2025-03-04 19:43:06 | Weblog

★ 私は若い頃、ジャーナリストにあこがれていた。私は書くことが好きだった。中学生の頃、何本かのSF小説を書いた。成長するにつれてフィクションよりもノンフィクション(ルポルタージュ)に興味を持った。そんな折、沢木耕太郎さんの「テロルの決算」を読んだ。

★ 沢木さんは、当時、「ニュージャーナリズムの旗手」と呼ばれていたような。

★ そんな時代に読んだのが。「紙のライオン」(文春文庫)。1987年に一度読んでいる。

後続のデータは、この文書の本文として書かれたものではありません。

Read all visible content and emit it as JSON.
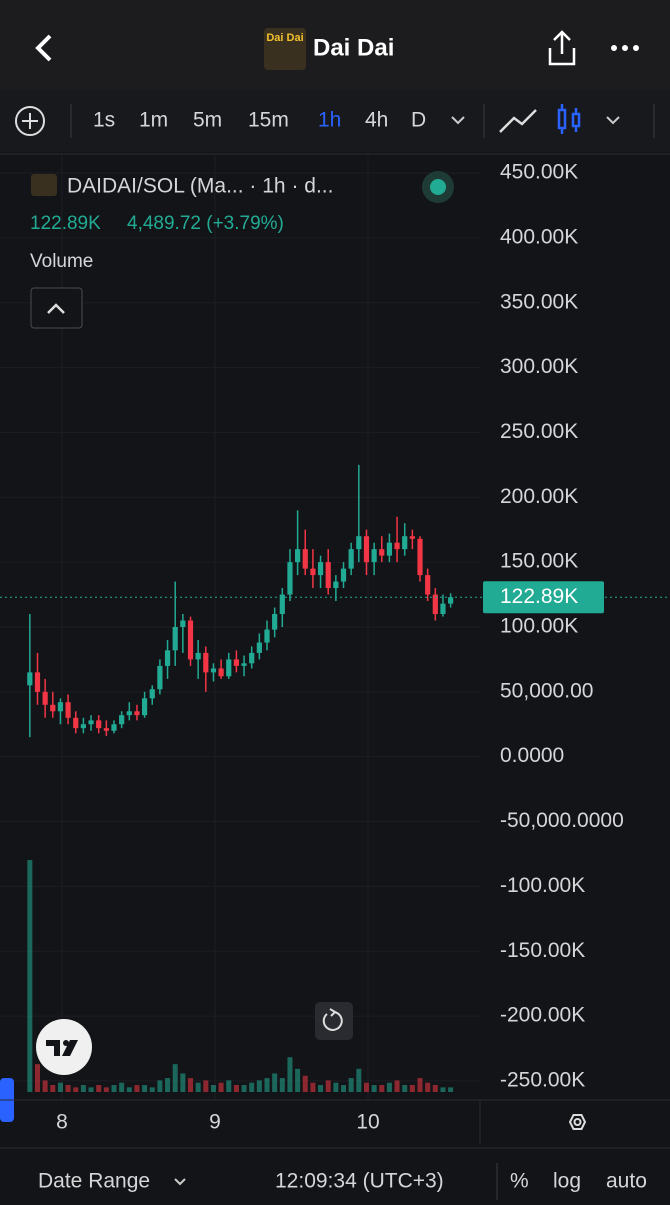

★ 「ジャーナリズム」「書くこと」について述べている。前半では、「さまざまな『金閣』」が面白かった。水上勉の「金閣炎上」「五番町夕霧楼」、三島由紀夫の「金閣寺」を読み比べている。主人公である金閣に火を放った僧の捉え方から、虚構と非虚構が考察されていた。

★ 後半では、「匂いと挿話」が面白かった。レッドパージで諸先輩が公職追放になったがために、池田隼人は大蔵省のトップに上り詰めた。誰も予想だにしなかったことだという。やがて政界に転じ、首相となり所得倍増計画を推進する。日本の高度経済成長を実現した。

★ 「寵児」と題された「井上陽水論」も面白かった。

☆ さて、トランプ大統領の動きが世界は振り回している。関税の話は世界経済の影響を与えそうだ。トランプ氏といえば自国中心主義だが、保護貿易、重商主義の時代に帰るのだろうか。

☆ 異常なまでの富の偏在、格差社会は資本主義社会終焉のプロセスなのか。